Bajo el calor bochornoso de aquella tarde de Junio, Elisa Dantín sentía que todas sus malas pasiones se exasperaban. Veía á Daniel decidor, impúdico, riendo feliz entre los brazos de sus nuevas queridas, y el odio que encienden los celos nublaba el pensamiento de la desdeñada. Por él traicionó á su marido, y burlándose supo aborrecerle; por él aprendió el camino del adulterio y de la mancebía. ¿Y para qué?...

—Le odio tanto como á Federico, acaso más... pues me quitó el consuelo de ser honrada...

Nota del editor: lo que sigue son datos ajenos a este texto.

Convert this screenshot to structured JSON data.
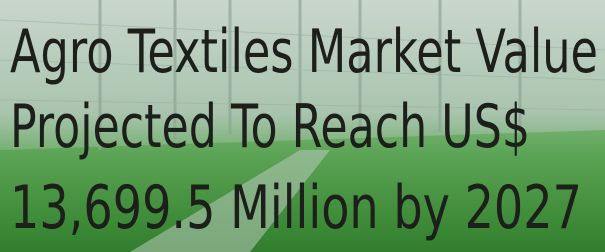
{
  "headline": {
    "lines": [
      "Agro Textiles Market Value",
      "Projected To Reach US$",
      "13,699.5 Million by 2027"
    ]
  }
}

Elisa comprendía que su pobre espíritu estaba sometido á las dos grandes torturas, límite de todos los sufrimientos pasionales: querer al que desprecia, odiar al que nos ama... Ella, por tanto, padecía toda suerte de sufrimientos: el amor que negaba á Federico, nadie lo quería; su honor era como rosa marchita, caída en un camino; ¿qué podría disculpar su adulterio?... Una idea que hasta allí anduvo vagando por los más ocultos escondrijos y desvanes de su pensamiento, surgió de pronto aterradora, fría, centelleante, como el zig-zag de una arma blanca.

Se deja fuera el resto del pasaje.